Many neurodegenerative diseases are thought to be caused by a buildup of toxic proteins in the brain from or resulting in promotion of apoptosis. p97 AAA ATPase (also known as VCP, CDC48, TER ATPase) functions in multiple biological processes, targeting proteins to 2 major degradation systems, the proteasome and autophagy machinery. The key role of p97 in proteasome and autophagy degradations underscores its importance and supports involvement of p97 dysregulation in protein misfolding, aggregation, and processing errors, eventually resulting in cell death. Single amino acid mutations in p97/VCP cause autosomal dominant human disorders including hereditary frontotemporal dementia hereditary (FTD) and a specific condition called inclusion body myopathy with Paget disease of the bone plus ALS, a motor neuron disease also known as Lou Gehrig's disease. Mutation sources could be genetic, environmental, spontaneous, or age related. The goal of this project is to identify key pathogenic mechanisms that will be used to develop precision therapy to correct the defect due to p97 disease mutations, without damaging normal p97 functions. Our central hypothesis: p97 disease mutants have abnormal conformation, which in turn leads to altered protein interactome that in specific cells including neuronal cells cause pathogenic effect To test this hypothesis and to identify key pathogenic mechanisms that can act as targets for therapeutic intervention, we propose to compare the interactome of WT and disease mutants of p97 in neuronal and muscle cells derived from patient fibroblasts and then use genetic and biochemical approaches to determine the effect of the altered interactors in regulating p97 ATPase activity and in modulating the disease phenotype. Overall, a new paradigm of how to develop mutant-targeted therapeutics for neurodegenerative diseases—especially for causative mutants in the ATPase protein family— will be established.
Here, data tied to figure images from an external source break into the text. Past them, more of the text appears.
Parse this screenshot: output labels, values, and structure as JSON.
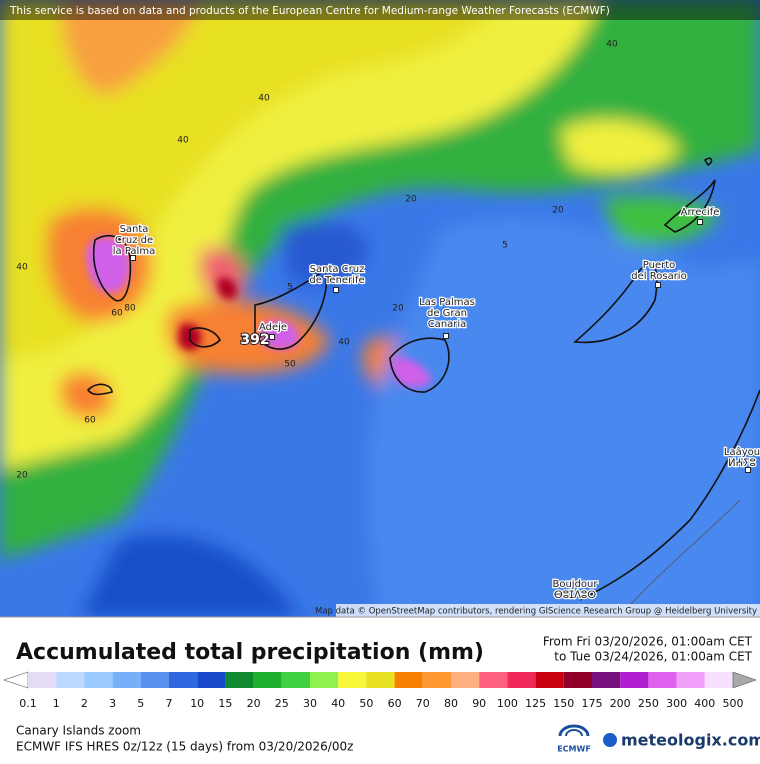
{
  "header": {
    "notice": "This service is based on data and products of the European Centre for Medium-range Weather Forecasts (ECMWF)"
  },
  "map": {
    "places": [
      {
        "lines": [
          "Santa",
          "Cruz de",
          "la Palma"
        ]
      },
      {
        "lines": [
          "Santa Cruz",
          "de Tenerife"
        ]
      },
      {
        "lines": [
          "Las Palmas",
          "de Gran",
          "Canaria"
        ]
      },
      {
        "lines": [
          "Puerto",
          "del Rosario"
        ]
      },
      {
        "lines": [
          "Arrecife"
        ]
      },
      {
        "lines": [
          "Laâyou",
          "ⵍⵄⵢⵓ"
        ]
      },
      {
        "lines": [
          "Boujdour",
          "ⴱⵓⵊⴷⵓⵔ"
        ]
      },
      {
        "lines": [
          "Adeje"
        ]
      }
    ],
    "contour_labels": [
      "40",
      "40",
      "40",
      "40",
      "20",
      "20",
      "5",
      "5",
      "20",
      "40",
      "60",
      "80",
      "60",
      "20",
      "50"
    ],
    "max_value": "392",
    "attribution": "Map data © OpenStreetMap contributors, rendering GIScience Research Group @ Heidelberg University"
  },
  "legend": {
    "title": "Accumulated total precipitation (mm)",
    "from": "From Fri 03/20/2026, 01:00am CET",
    "to": "to Tue 03/24/2026, 01:00am CET",
    "labels": [
      "0.1",
      "1",
      "2",
      "3",
      "5",
      "7",
      "10",
      "15",
      "20",
      "25",
      "30",
      "40",
      "50",
      "60",
      "70",
      "80",
      "90",
      "100",
      "125",
      "150",
      "175",
      "200",
      "250",
      "300",
      "400",
      "500"
    ],
    "colors": [
      "#ffffff",
      "#e4dcf4",
      "#bcd8ff",
      "#9ccaff",
      "#78b0f8",
      "#5890f0",
      "#3068e0",
      "#1848c8",
      "#108a30",
      "#20b030",
      "#40d040",
      "#90f050",
      "#f8f838",
      "#e8e020",
      "#f88000",
      "#ff9830",
      "#ffb080",
      "#ff6080",
      "#f02858",
      "#c80010",
      "#900028",
      "#781080",
      "#b020d0",
      "#e060f0",
      "#f0a0f8",
      "#f8e0ff",
      "#d8d8d8",
      "#a8a8a8"
    ]
  },
  "footer": {
    "region": "Canary Islands zoom",
    "model": "ECMWF IFS HRES 0z/12z (15 days) from  03/20/2026/00z",
    "ecmwf": "ECMWF",
    "brand": "meteologix.com"
  }
}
许多神经退行性疾病被认为是由大脑中有毒蛋白质的积聚引起的。 从而促进细胞凋亡。P97 AAA ATPase(也称为VCP、CDC48、TER ATPase)在 多个生物过程，针对两个主要降解系统的蛋白质，蛋白酶体和 自噬机器。P97在蛋白酶体和自噬降解中的关键作用强调了它 P97异常调节在蛋白质错误折叠、聚集和加工中的重要性和支持性 错误，最终导致细胞死亡。P97/VCP单氨基酸突变导致常染色体显性遗传 人类疾病包括遗传性额颞叶痴呆遗传性(FTD)和一种称为 包涵体肌病伴骨Paget病合并ALS，一种运动神经元病，也称为Lou 格里克病。突变来源可能是遗传的、环境的、自发的或与年龄有关的。的目标是 这个项目是为了确定关键的致病机制，这些机制将被用来开发精确的治疗方法来纠正 P97疾病突变所致的缺陷，不损害正常的p97功能。我们的核心假设：第97页 疾病突变体具有异常的构象，进而导致特定的蛋白质相互作用组的改变 包括神经细胞在内的细胞引起致病效应，以检验这一假说并确定关键致病因素 可以作为治疗干预靶点的机制，我们建议比较WT的相互作用组 以及来自患者成纤维细胞的神经细胞和肌肉细胞中p97的疾病突变体，然后使用基因 和生化方法，以确定改变的相互作用对调节p97-ATPase活性的影响 以及在调节疾病表型方面。总体而言，如何开发以突变为目标的新范式 治疗神经退行性疾病--尤其是ATPase蛋白家族的致病突变-- 将会建立起来。